Mi abuela tiene un espejo frente a su camilla.
Antes de colgarlo, sus nueve hijos discutieron más de una hora si era prudente o no colocarlo ahí.
—¿Cómo van a permitir que mamá se vea así, anciana y enferma? —dijo una.
—¡Pero tiene derecho a no olvidarse de quién es! —respondió otra.
—Preguntémosle a ella, mejor —sugirió otro de sus hijos.
La madre de ellos, con su voz pausada pero decidida, les dijo a todos:
—Durante el tiempo que Dios me ha permitido vivir, he sido bendecida con muchas cosas. El Señor me dio una familia numerosa y un esposo amoroso. Tuve salud y, aunque he perdido un poco de memoria y se me sumaron otros males, sigo creyendo que todo forma parte del plan de Dios.
»Ustedes saben que mis manos tiemblan y que mi vista es borrosa. Extraño mucho ver las caracolas y los detalles de las plumas de las aves. También me encantaría poder ver los rostros de mis hijos y de mis nietos, pero me es imposible.
»Respecto a si necesito o no un espejo en mi habitación, la respuesta es sí.
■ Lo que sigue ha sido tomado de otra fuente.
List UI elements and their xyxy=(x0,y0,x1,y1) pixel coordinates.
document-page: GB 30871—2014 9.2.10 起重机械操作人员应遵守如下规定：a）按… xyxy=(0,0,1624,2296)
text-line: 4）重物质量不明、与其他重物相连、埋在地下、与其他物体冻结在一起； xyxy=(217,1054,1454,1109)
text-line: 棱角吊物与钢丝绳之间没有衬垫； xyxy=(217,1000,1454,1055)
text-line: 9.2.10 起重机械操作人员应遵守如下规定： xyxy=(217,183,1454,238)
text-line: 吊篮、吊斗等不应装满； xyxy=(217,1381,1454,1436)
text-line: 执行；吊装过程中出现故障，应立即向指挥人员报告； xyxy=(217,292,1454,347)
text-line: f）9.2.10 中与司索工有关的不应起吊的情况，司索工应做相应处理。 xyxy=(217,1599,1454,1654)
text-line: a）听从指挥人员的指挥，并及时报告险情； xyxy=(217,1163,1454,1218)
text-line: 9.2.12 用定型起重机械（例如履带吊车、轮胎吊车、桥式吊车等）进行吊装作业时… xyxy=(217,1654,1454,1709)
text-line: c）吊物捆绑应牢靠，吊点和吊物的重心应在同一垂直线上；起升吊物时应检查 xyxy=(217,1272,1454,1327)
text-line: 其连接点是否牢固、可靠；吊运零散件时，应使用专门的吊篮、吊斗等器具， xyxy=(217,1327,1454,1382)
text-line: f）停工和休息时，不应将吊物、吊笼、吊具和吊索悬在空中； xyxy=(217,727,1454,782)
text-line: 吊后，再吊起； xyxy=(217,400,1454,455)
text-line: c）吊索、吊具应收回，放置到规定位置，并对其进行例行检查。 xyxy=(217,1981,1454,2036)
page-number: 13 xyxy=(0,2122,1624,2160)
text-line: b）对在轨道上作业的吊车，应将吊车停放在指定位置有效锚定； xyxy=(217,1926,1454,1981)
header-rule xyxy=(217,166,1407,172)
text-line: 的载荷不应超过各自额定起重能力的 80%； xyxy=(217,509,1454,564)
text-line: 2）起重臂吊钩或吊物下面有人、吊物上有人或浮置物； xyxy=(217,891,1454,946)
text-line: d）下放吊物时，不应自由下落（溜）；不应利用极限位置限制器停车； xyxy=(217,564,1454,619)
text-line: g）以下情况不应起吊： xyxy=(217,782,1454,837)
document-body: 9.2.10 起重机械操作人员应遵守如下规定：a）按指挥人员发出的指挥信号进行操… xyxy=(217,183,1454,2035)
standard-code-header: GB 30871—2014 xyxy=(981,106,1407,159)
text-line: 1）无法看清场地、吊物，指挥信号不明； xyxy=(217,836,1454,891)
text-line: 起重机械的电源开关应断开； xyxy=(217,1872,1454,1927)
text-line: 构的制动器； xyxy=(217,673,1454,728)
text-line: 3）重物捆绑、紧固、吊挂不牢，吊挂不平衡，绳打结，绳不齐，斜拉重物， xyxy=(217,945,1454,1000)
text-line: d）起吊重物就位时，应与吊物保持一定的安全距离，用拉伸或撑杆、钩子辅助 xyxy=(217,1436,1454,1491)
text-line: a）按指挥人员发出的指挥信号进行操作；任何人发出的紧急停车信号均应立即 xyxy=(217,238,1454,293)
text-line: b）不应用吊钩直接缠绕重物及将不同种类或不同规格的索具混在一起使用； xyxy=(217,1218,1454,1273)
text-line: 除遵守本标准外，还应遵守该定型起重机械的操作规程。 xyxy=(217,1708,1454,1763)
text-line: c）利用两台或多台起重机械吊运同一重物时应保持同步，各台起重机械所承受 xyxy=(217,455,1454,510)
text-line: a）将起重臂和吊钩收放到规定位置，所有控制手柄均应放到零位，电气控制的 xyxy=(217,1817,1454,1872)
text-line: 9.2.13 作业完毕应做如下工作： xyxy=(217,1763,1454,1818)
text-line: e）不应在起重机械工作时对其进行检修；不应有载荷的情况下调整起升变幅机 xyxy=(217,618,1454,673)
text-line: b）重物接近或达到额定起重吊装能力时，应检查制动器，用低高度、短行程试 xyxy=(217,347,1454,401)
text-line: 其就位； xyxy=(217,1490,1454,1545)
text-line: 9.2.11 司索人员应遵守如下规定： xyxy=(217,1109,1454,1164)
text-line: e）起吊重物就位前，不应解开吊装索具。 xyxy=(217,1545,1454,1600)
En la imagen borrosa del espejo, me veo sonriendo y abrazada a su padre. Me veo hace cuarenta años cuando ustedes eran unos críos y con su padre y conmigo comíamos en la mesa. Me veo con mis nietos y su abuelo, caminando en el rancho y pensando en qué será de ellos cuando crezcan. Me veo señalando aves y coleccionando caracolas.
Mi abuela no dijo más. Se recostó y esperó a que sus hijos aceptaran.
—Está bien —dijeron todos casi al unísono.